Etwa: Geschwisterkollektiv

„Mit sozialistischen und anderen Grüßen...“ Im Aufbau-Verlag ist ein Dokumentenband mit Alltagstexten aus der DDR erschienen  ■ Von Peter Walther

Wer heute einen Blick auf die Großbaustelle am Leipziger und Potsdamer Platz wirft, wird sich nur schwer vorstellen können, welcher Geist den Ort vor zwanzig Jahren prägte: „Zündende Lieder, schmetternde Fanfaren und Hochrufe sind am Nachmittag des 22. September 1976 in der Leipziger Straße unserer Hauptstadt zu hören“, heißt es in der DDR-offiziellen „Geschichte der FDJ“ von 1983.
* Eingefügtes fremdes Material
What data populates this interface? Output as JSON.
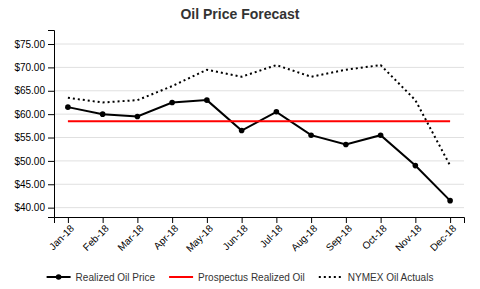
{
  "chart_data": {
    "type": "line",
    "title": "Oil Price Forecast",
    "categories": [
      "Jan-18",
      "Feb-18",
      "Mar-18",
      "Apr-18",
      "May-18",
      "Jun-18",
      "Jul-18",
      "Aug-18",
      "Sep-18",
      "Oct-18",
      "Nov-18",
      "Dec-18"
    ],
    "series": [
      {
        "name": "Realized Oil Price",
        "color": "#000000",
        "marker": "circle",
        "line_style": "solid",
        "values": [
          61.5,
          60.0,
          59.5,
          62.5,
          63.0,
          56.5,
          60.5,
          55.5,
          53.5,
          55.5,
          49.0,
          41.5
        ]
      },
      {
        "name": "Prospectus Realized Oil",
        "color": "#ff0000",
        "line_style": "solid",
        "values": [
          58.5,
          58.5,
          58.5,
          58.5,
          58.5,
          58.5,
          58.5,
          58.5,
          58.5,
          58.5,
          58.5,
          58.5
        ]
      },
      {
        "name": "NYMEX Oil Actuals",
        "color": "#000000",
        "line_style": "dotted",
        "values": [
          63.5,
          62.5,
          63.0,
          66.0,
          69.5,
          68.0,
          70.5,
          68.0,
          69.5,
          70.5,
          63.0,
          49.0
        ]
      }
    ],
    "ylim": [
      38,
      78
    ],
    "yticks": [
      {
        "value": 40,
        "label": "$40.00"
      },
      {
        "value": 45,
        "label": "$45.00"
      },
      {
        "value": 50,
        "label": "$50.00"
      },
      {
        "value": 55,
        "label": "$55.00"
      },
      {
        "value": 60,
        "label": "$60.00"
      },
      {
        "value": 65,
        "label": "$65.00"
      },
      {
        "value": 70,
        "label": "$70.00"
      },
      {
        "value": 75,
        "label": "$75.00"
      }
    ],
    "grid": true,
    "legend": "bottom"
  }
}
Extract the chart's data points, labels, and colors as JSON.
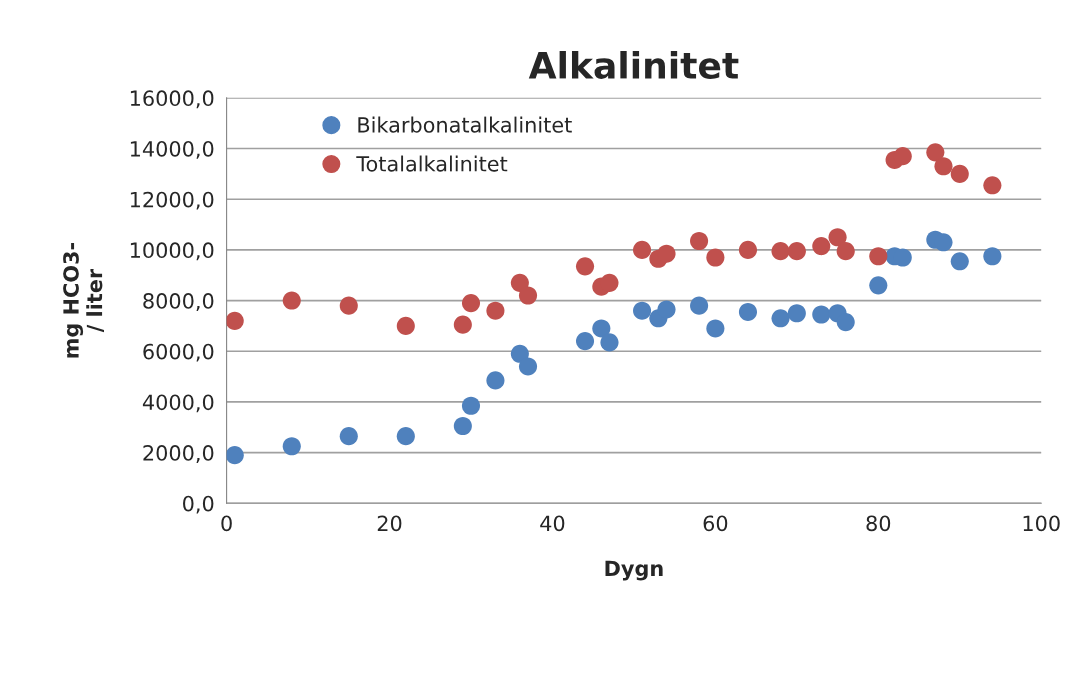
{
  "chart_data": {
    "type": "scatter",
    "title": "Alkalinitet",
    "xlabel": "Dygn",
    "ylabel": "mg HCO3-\n/ liter",
    "xlim": [
      0,
      100
    ],
    "xticks": [
      0,
      20,
      40,
      60,
      80,
      100
    ],
    "ylim": [
      0,
      16000
    ],
    "yticks": [
      {
        "value": 0,
        "label": "0,0"
      },
      {
        "value": 2000,
        "label": "2000,0"
      },
      {
        "value": 4000,
        "label": "4000,0"
      },
      {
        "value": 6000,
        "label": "6000,0"
      },
      {
        "value": 8000,
        "label": "8000,0"
      },
      {
        "value": 10000,
        "label": "10000,0"
      },
      {
        "value": 12000,
        "label": "12000,0"
      },
      {
        "value": 14000,
        "label": "14000,0"
      },
      {
        "value": 16000,
        "label": "16000,0"
      }
    ],
    "grid": "y",
    "legend": "top left",
    "marker": "circle",
    "series": [
      {
        "name": "Bikarbonatalkalinitet",
        "color": "#4f81bd",
        "x": [
          1,
          8,
          15,
          22,
          29,
          30,
          33,
          36,
          37,
          44,
          46,
          47,
          51,
          53,
          54,
          58,
          60,
          64,
          68,
          70,
          73,
          75,
          76,
          80,
          82,
          83,
          87,
          88,
          90,
          94
        ],
        "values": [
          1900,
          2250,
          2650,
          2650,
          3050,
          3850,
          4850,
          5900,
          5400,
          6400,
          6900,
          6350,
          7600,
          7300,
          7650,
          7800,
          6900,
          7550,
          7300,
          7500,
          7450,
          7500,
          7150,
          8600,
          9750,
          9700,
          10400,
          10300,
          9550,
          9750
        ]
      },
      {
        "name": "Totalalkalinitet",
        "color": "#c0504d",
        "x": [
          1,
          8,
          15,
          22,
          29,
          30,
          33,
          36,
          37,
          44,
          46,
          47,
          51,
          53,
          54,
          58,
          60,
          64,
          68,
          70,
          73,
          75,
          76,
          80,
          82,
          83,
          87,
          88,
          90,
          94
        ],
        "values": [
          7200,
          8000,
          7800,
          7000,
          7050,
          7900,
          7600,
          8700,
          8200,
          9350,
          8550,
          8700,
          10000,
          9650,
          9850,
          10350,
          9700,
          10000,
          9950,
          9950,
          10150,
          10500,
          9950,
          9750,
          13550,
          13700,
          13850,
          13300,
          13000,
          12550
        ]
      }
    ]
  }
}
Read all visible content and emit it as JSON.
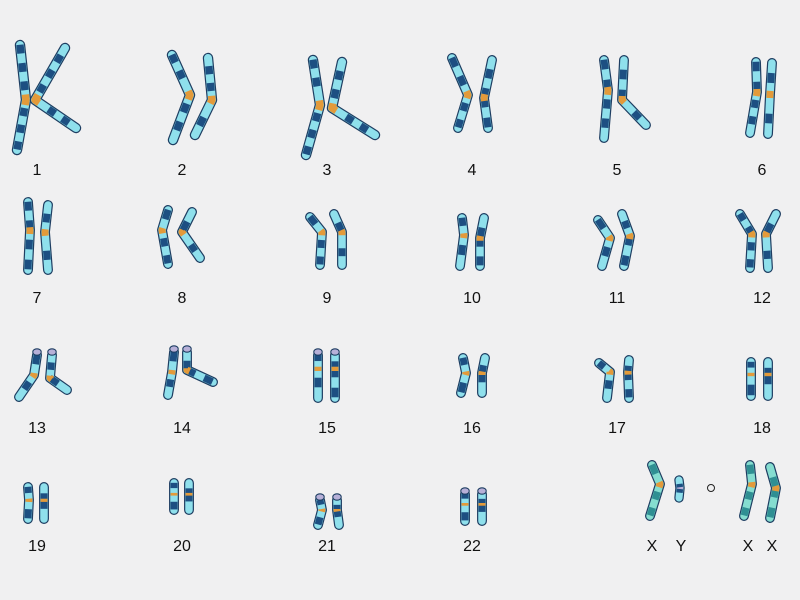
{
  "colors": {
    "background": "#f0f0f1",
    "outline": "#1e3e62",
    "light_band": "#8fe0ec",
    "dark_band": "#1d4f82",
    "centromere": "#e39a3a",
    "satellite": "#b7b0d8",
    "x_band_light": "#85ddd0",
    "x_band_dark": "#2f8f93",
    "label": "#111111"
  },
  "chromosomes": [
    {
      "label": "1"
    },
    {
      "label": "2"
    },
    {
      "label": "3"
    },
    {
      "label": "4"
    },
    {
      "label": "5"
    },
    {
      "label": "6"
    },
    {
      "label": "7"
    },
    {
      "label": "8"
    },
    {
      "label": "9"
    },
    {
      "label": "10"
    },
    {
      "label": "11"
    },
    {
      "label": "12"
    },
    {
      "label": "13"
    },
    {
      "label": "14"
    },
    {
      "label": "15"
    },
    {
      "label": "16"
    },
    {
      "label": "17"
    },
    {
      "label": "18"
    },
    {
      "label": "19"
    },
    {
      "label": "20"
    },
    {
      "label": "21"
    },
    {
      "label": "22"
    }
  ],
  "sex_chromosomes": {
    "male_labels": [
      "X",
      "Y"
    ],
    "female_labels": [
      "X",
      "X"
    ]
  }
}
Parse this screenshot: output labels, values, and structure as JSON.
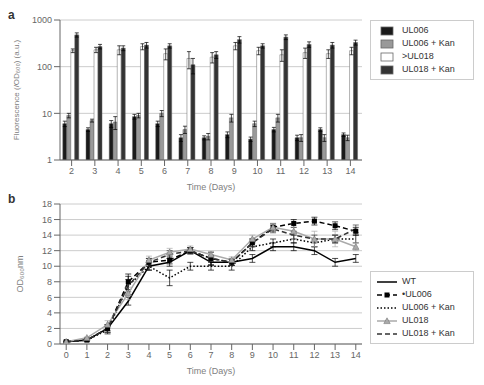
{
  "chart_data": [
    {
      "type": "bar",
      "annotation": "a",
      "x_label": "Time (Days)",
      "y_label": "Fluorescence (/OD₆₀₀) (a.u.)",
      "categories": [
        "2",
        "3",
        "4",
        "5",
        "6",
        "7",
        "8",
        "9",
        "10",
        "11",
        "12",
        "13",
        "14"
      ],
      "series": [
        {
          "name": "UL006",
          "color": "#1a1a1a",
          "values": [
            6.0,
            4.5,
            6.0,
            8.5,
            6.0,
            3.0,
            3.0,
            3.5,
            2.8,
            4.5,
            3.0,
            4.5,
            3.5
          ],
          "errors": [
            0.8,
            0.4,
            1.0,
            1.0,
            0.8,
            0.5,
            0.3,
            0.5,
            0.3,
            0.5,
            0.4,
            0.4,
            0.3
          ]
        },
        {
          "name": "UL006 + Kan",
          "color": "#999999",
          "values": [
            9.0,
            7.0,
            6.5,
            9.0,
            10.0,
            4.5,
            3.2,
            8.0,
            6.0,
            8.0,
            3.0,
            3.0,
            3.0
          ],
          "errors": [
            1.0,
            0.5,
            2.0,
            1.0,
            1.5,
            0.8,
            0.5,
            1.5,
            0.8,
            1.5,
            0.5,
            0.5,
            0.4
          ]
        },
        {
          "name": ">UL018",
          "color": "#ffffff",
          "values": [
            220,
            230,
            230,
            270,
            190,
            150,
            160,
            280,
            220,
            180,
            200,
            190,
            220
          ],
          "errors": [
            20,
            30,
            50,
            40,
            50,
            60,
            40,
            50,
            40,
            50,
            50,
            40,
            40
          ]
        },
        {
          "name": "UL018 + Kan",
          "color": "#333333",
          "values": [
            480,
            270,
            250,
            290,
            280,
            110,
            180,
            380,
            280,
            430,
            300,
            290,
            330
          ],
          "errors": [
            50,
            30,
            30,
            40,
            30,
            40,
            30,
            60,
            30,
            50,
            40,
            40,
            40
          ]
        }
      ],
      "log": "y",
      "ylim": [
        1,
        1000
      ],
      "yticks": [
        1,
        10,
        100,
        1000
      ],
      "grid": true,
      "legend": "upper right"
    },
    {
      "type": "line",
      "annotation": "b",
      "x_label": "Time (Days)",
      "y_label": "OD₆₀₀nm",
      "x": [
        0,
        1,
        2,
        3,
        4,
        5,
        6,
        7,
        8,
        9,
        10,
        11,
        12,
        13,
        14
      ],
      "series": [
        {
          "name": "WT",
          "color": "#000000",
          "line_style": "solid",
          "values": [
            0.3,
            0.5,
            2.0,
            5.5,
            10.0,
            10.5,
            12.0,
            10.5,
            10.5,
            11.0,
            12.5,
            12.5,
            12.0,
            10.5,
            11.0
          ],
          "errors": [
            0.05,
            0.1,
            0.3,
            0.5,
            0.5,
            0.5,
            0.4,
            0.4,
            0.4,
            0.5,
            0.5,
            0.5,
            0.5,
            0.5,
            0.5
          ]
        },
        {
          "name": "•UL006",
          "color": "#000000",
          "line_style": "dashed",
          "marker": "square",
          "values": [
            0.3,
            0.5,
            2.0,
            8.0,
            10.5,
            10.8,
            12.0,
            11.0,
            10.5,
            13.0,
            15.0,
            15.5,
            15.8,
            15.2,
            14.5
          ],
          "errors": [
            0.05,
            0.1,
            0.5,
            1.0,
            0.5,
            0.5,
            0.4,
            0.8,
            0.4,
            0.5,
            0.5,
            0.5,
            0.5,
            0.5,
            0.5
          ]
        },
        {
          "name": "UL006 + Kan",
          "color": "#000000",
          "line_style": "dotted",
          "values": [
            0.3,
            0.5,
            1.8,
            7.5,
            10.0,
            8.5,
            10.0,
            10.0,
            10.0,
            12.5,
            13.0,
            13.5,
            13.0,
            13.5,
            13.5
          ],
          "errors": [
            0.05,
            0.1,
            0.5,
            1.2,
            0.5,
            1.0,
            0.5,
            0.5,
            0.5,
            0.5,
            0.5,
            0.5,
            0.5,
            0.5,
            0.5
          ]
        },
        {
          "name": "UL018",
          "color": "#aaaaaa",
          "line_style": "solid",
          "marker": "triangle",
          "values": [
            0.3,
            0.8,
            2.5,
            6.5,
            10.8,
            11.8,
            12.2,
            11.5,
            10.8,
            13.5,
            15.0,
            14.5,
            13.5,
            13.5,
            12.5
          ],
          "errors": [
            0.05,
            0.1,
            0.5,
            0.8,
            0.5,
            0.5,
            0.4,
            0.4,
            0.4,
            0.5,
            0.5,
            1.0,
            1.0,
            1.0,
            0.5
          ]
        },
        {
          "name": "UL018 + Kan",
          "color": "#333333",
          "line_style": "dashed",
          "values": [
            0.3,
            0.5,
            2.0,
            7.5,
            10.5,
            11.5,
            12.0,
            11.0,
            10.5,
            13.0,
            14.8,
            14.0,
            13.5,
            13.5,
            14.8
          ],
          "errors": [
            0.05,
            0.1,
            0.5,
            0.8,
            0.5,
            0.5,
            0.4,
            0.4,
            0.4,
            0.5,
            0.5,
            0.5,
            0.5,
            0.5,
            0.5
          ]
        }
      ],
      "xlim": [
        -0.3,
        14.3
      ],
      "xticks": [
        0,
        1,
        2,
        3,
        4,
        5,
        6,
        7,
        8,
        9,
        10,
        11,
        12,
        13,
        14
      ],
      "ylim": [
        0,
        18
      ],
      "yticks": [
        0,
        2,
        4,
        6,
        8,
        10,
        12,
        14,
        16,
        18
      ],
      "grid": true,
      "legend": "lower right"
    }
  ]
}
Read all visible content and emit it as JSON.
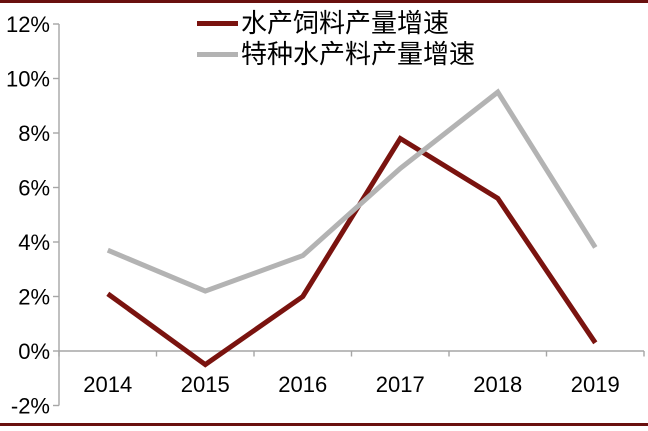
{
  "page": {
    "border_color": "#69100e",
    "background": "#ffffff"
  },
  "chart_data": {
    "type": "line",
    "title": "",
    "xlabel": "",
    "ylabel": "",
    "categories": [
      "2014",
      "2015",
      "2016",
      "2017",
      "2018",
      "2019"
    ],
    "series": [
      {
        "name": "水产饲料产量增速",
        "color": "#7a130f",
        "values": [
          2.1,
          -0.5,
          2.0,
          7.8,
          5.6,
          0.3
        ]
      },
      {
        "name": "特种水产料产量增速",
        "color": "#b3b3b3",
        "values": [
          3.7,
          2.2,
          3.5,
          6.7,
          9.5,
          3.8
        ]
      }
    ],
    "y_ticks": [
      "12%",
      "10%",
      "8%",
      "6%",
      "4%",
      "2%",
      "0%",
      "-2%"
    ],
    "y_tick_values": [
      12,
      10,
      8,
      6,
      4,
      2,
      0,
      -2
    ],
    "ylim": [
      -2,
      12
    ],
    "grid": false,
    "legend_position": "top-center",
    "axis_color": "#a6a6a6",
    "label_color": "#000000"
  }
}
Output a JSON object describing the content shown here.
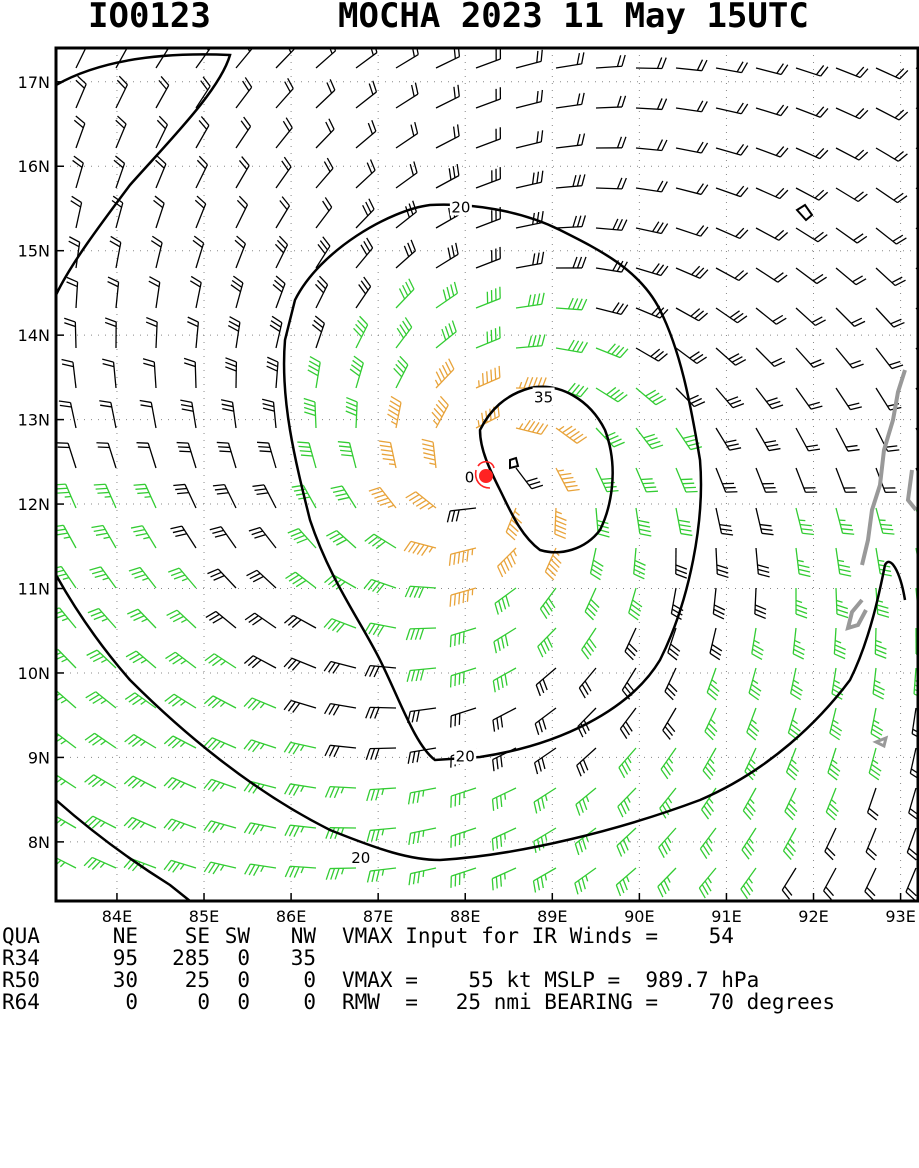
{
  "title": {
    "storm_id": "IO0123",
    "storm_info": "MOCHA 2023 11 May 15UTC"
  },
  "chart_data": {
    "type": "wind-barb-map",
    "x_ticks": [
      "84E",
      "85E",
      "86E",
      "87E",
      "88E",
      "89E",
      "90E",
      "91E",
      "92E",
      "93E"
    ],
    "y_ticks": [
      "8N",
      "9N",
      "10N",
      "11N",
      "12N",
      "13N",
      "14N",
      "15N",
      "16N",
      "17N"
    ],
    "xlim": [
      83.3,
      93.2
    ],
    "ylim": [
      7.3,
      17.4
    ],
    "grid": "dotted",
    "center": {
      "lon": 88.2,
      "lat": 12.3
    },
    "colors": {
      "under_34kt": "#000000",
      "34_to_49kt": "#33cc33",
      "50_to_63kt": "#e8a33a",
      "center_marker": "#ff2222",
      "contour": "#000000",
      "coastline": "#999999"
    },
    "contour_labels": [
      {
        "text": "20",
        "lon": 87.95,
        "lat": 15.5
      },
      {
        "text": "35",
        "lon": 88.9,
        "lat": 13.25
      },
      {
        "text": "0",
        "lon": 88.05,
        "lat": 12.3
      },
      {
        "text": "20",
        "lon": 88.0,
        "lat": 9.0
      },
      {
        "text": "20",
        "lon": 86.8,
        "lat": 7.8
      }
    ]
  },
  "table": {
    "header": [
      "QUA",
      "NE",
      "SE",
      "SW",
      "NW"
    ],
    "rows": [
      [
        "R34",
        "95",
        "285",
        "0",
        "35"
      ],
      [
        "R50",
        "30",
        "25",
        "0",
        "0"
      ],
      [
        "R64",
        "0",
        "0",
        "0",
        "0"
      ]
    ],
    "vmax_input": "VMAX Input for IR Winds =    54",
    "vmax_line": "VMAX =    55 kt MSLP =  989.7 hPa",
    "rmw_line": "RMW  =   25 nmi BEARING =    70 degrees"
  }
}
Wie sich das ganze Geschmetter und Gedröhne der sozialistischen Propaganda im sprachlichen Alltag der DDR niedergeschlagen hat, läßt sich in einer Publikation der Berliner Sprachwissenschaftlerin Ruth Reiher nachlesen. Über 300 solcher „Alltagstexte“ aus der DDR – von der Geburtsurkunde über Werbebroschüren bis hin zum Brigadetagebuch – hat die Herausgeberin zum sprachlichen „Porträt einer untergegangenen Republik“ zusammengestellt.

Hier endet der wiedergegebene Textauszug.